Hz. Peygamber’in, üzerinde “Muhammed Resulullah” yazılı mührü de Hz. Osman dönemine kadar kullanılmış, bu mührün kaybolmasından sonra her halife kendi adına mühür kullanmıştır.
Halifeler, yüklendikleri sorumluluğa ilişkin en önemli işaret olarak “aneze” veya “kadib” de denilen asa kullanırlardı. Tahta çıkan bir halifeye Hz. Muhammed’in hırkası ve mühürle birlikte asa sunulurdu. Hz. Peygamber’e mahsus minberin yanında asası da özel ilgi görmüş ve ikisine birden “ûdeyn” adı verilmiştir. Bu semboller, halifeliğin meşruiyet göstergesi idi. Aynı zamanda iktidar işareti kabul edilen asaya, Fâtımî halifeleri de önem verirler ve düzenlenen törenlerde ellerinde taşırlardı.
Halife, Meşruiyetin Kaynağıydı
Abbasiler’in egemenliği döneminde birçok devlet ortaya çıksa da bu devletler Abbasi halifesinin manevi otoritesini tanıyorlardı. Bu nedenle, kendilerini halifenin hizmetinde kabul eden Sünni bir devletin meşruiyet kazanabilmesi için halife tarafından resmen tanınması gerekiyordu.
Halife, meşruiyetini halkın biat etmesinden alırdı. Dört Halife ve Hz. Hasan Dönemi’nde biat etmek kişinin iradesine bağlıydı. Emeviler Dönemi’yle birlikte biat, bağlılığını sunmak anlamında zorunluluğa dönüştürüldü. Özellikle Endülüs Emevi Devleti’nde, biat törenleri günlerce sürmüştür.
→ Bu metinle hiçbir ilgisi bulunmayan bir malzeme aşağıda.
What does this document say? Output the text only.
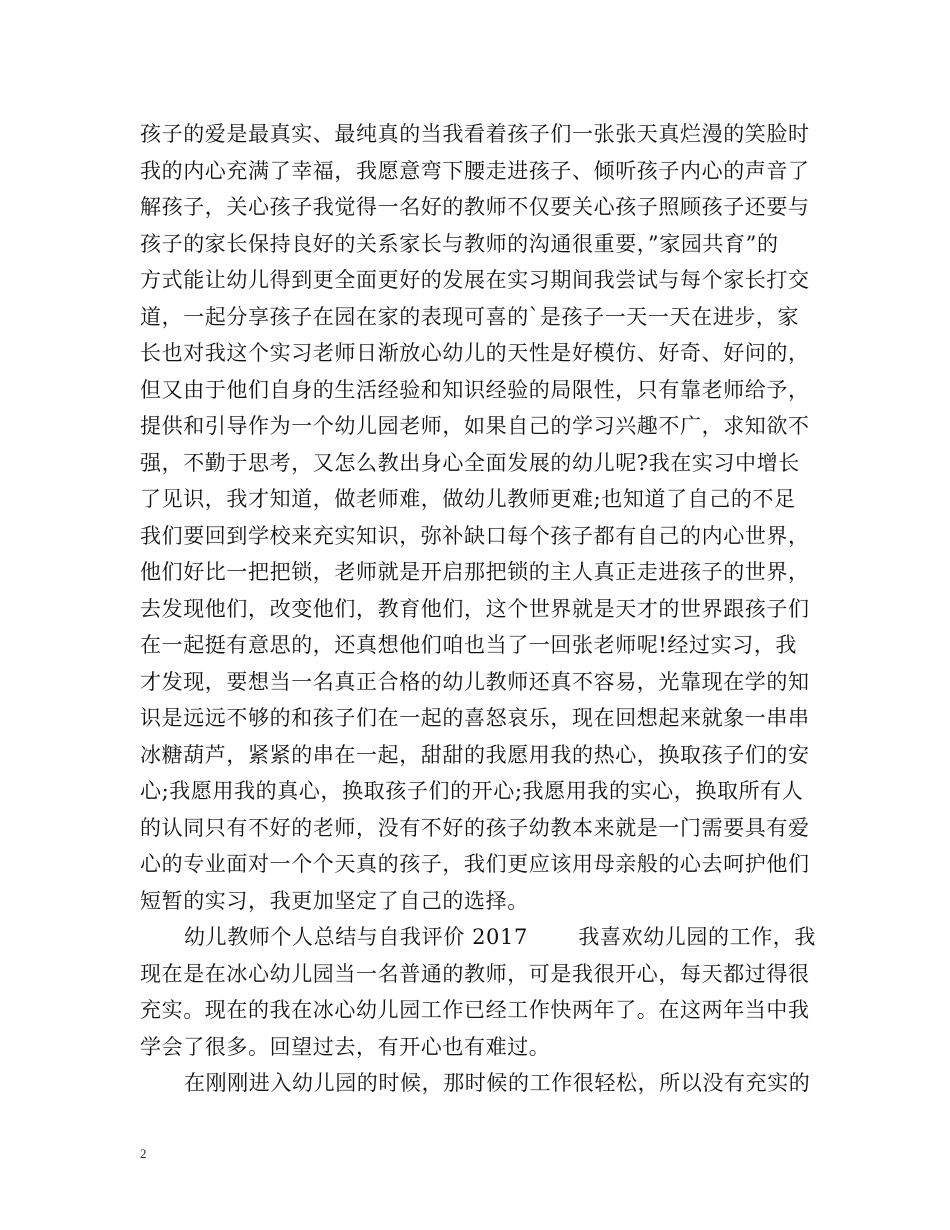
孩子的爱是最真实、最纯真的当我看着孩子们一张张天真烂漫的笑脸时
我的内心充满了幸福，我愿意弯下腰走进孩子、倾听孩子内心的声音了
解孩子，关心孩子我觉得一名好的教师不仅要关心孩子照顾孩子还要与
孩子的家长保持良好的关系家长与教师的沟通很重要，”家园共育”的
方式能让幼儿得到更全面更好的发展在实习期间我尝试与每个家长打交
道，一起分享孩子在园在家的表现可喜的`是孩子一天一天在进步，家
长也对我这个实习老师日渐放心幼儿的天性是好模仿、好奇、好问的，
但又由于他们自身的生活经验和知识经验的局限性，只有靠老师给予，
提供和引导作为一个幼儿园老师，如果自己的学习兴趣不广，求知欲不
强，不勤于思考，又怎么教出身心全面发展的幼儿呢?我在实习中增长
了见识，我才知道，做老师难，做幼儿教师更难;也知道了自己的不足
我们要回到学校来充实知识，弥补缺口每个孩子都有自己的内心世界，
他们好比一把把锁，老师就是开启那把锁的主人真正走进孩子的世界，
去发现他们，改变他们，教育他们，这个世界就是天才的世界跟孩子们
在一起挺有意思的，还真想他们咱也当了一回张老师呢!经过实习，我
才发现，要想当一名真正合格的幼儿教师还真不容易，光靠现在学的知
识是远远不够的和孩子们在一起的喜怒哀乐，现在回想起来就象一串串
冰糖葫芦，紧紧的串在一起，甜甜的我愿用我的热心，换取孩子们的安
心;我愿用我的真心，换取孩子们的开心;我愿用我的实心，换取所有人
的认同只有不好的老师，没有不好的孩子幼教本来就是一门需要具有爱
心的专业面对一个个天真的孩子，我们更应该用母亲般的心去呵护他们
短暂的实习，我更加坚定了自己的选择。
幼儿教师个人总结与自我评价 2017　　 我喜欢幼儿园的工作，我
现在是在冰心幼儿园当一名普通的教师，可是我很开心，每天都过得很
充实。现在的我在冰心幼儿园工作已经工作快两年了。在这两年当中我
学会了很多。回望过去，有开心也有难过。
在刚刚进入幼儿园的时候，那时候的工作很轻松，所以没有充实的
2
Öte yandan Hz. Ali’den sonra cuma namazında okunan hutbeye siyasi bir fonksiyon yüklenmiştir. İmamların okudukları hutbelerde, dönemin halifesinin adını anmak, o halifenin egemenliğini tanımak anlamına geliyordu. Yani devletin siyasi sınırları, okunan hutbelerle çiziliyordu. Siyasi bakımdan hutbenin bir önemi de halife ile sultan veya eyalet valileri ve mahallî hanedanlar arasındaki güç dengesinin bir işareti olmasıdır. Bir hükümdarın meşruiyet kazanması onun saltanatının halife tarafından tasdik edilmesine bağlı olduğundan hükümdarlar ülkelerinde halife adına hutbe okuturlardı. Abbasi halifelerinin güçlerini kaybettikleri günlerde, yeni ortaya çıkan devletlerin hükümdarları, kendi isimlerini de halifeninkiyle birlikte hutbelerde okuturlardı.
Dört Halife ve Hz. Hasan Dönemi’nden itibaren genellikle halifeler, namazlarda kendileri imamlık yapmışlar ve cuma günleri de hutbe okumuşlardır. Vilayetlerde ise bu iş valiler tarafından yürütülmüştür. Abbasi halifesi Razi Billah’tan sonra halifeler bu görevi nadiren yerine getirmişlerdir.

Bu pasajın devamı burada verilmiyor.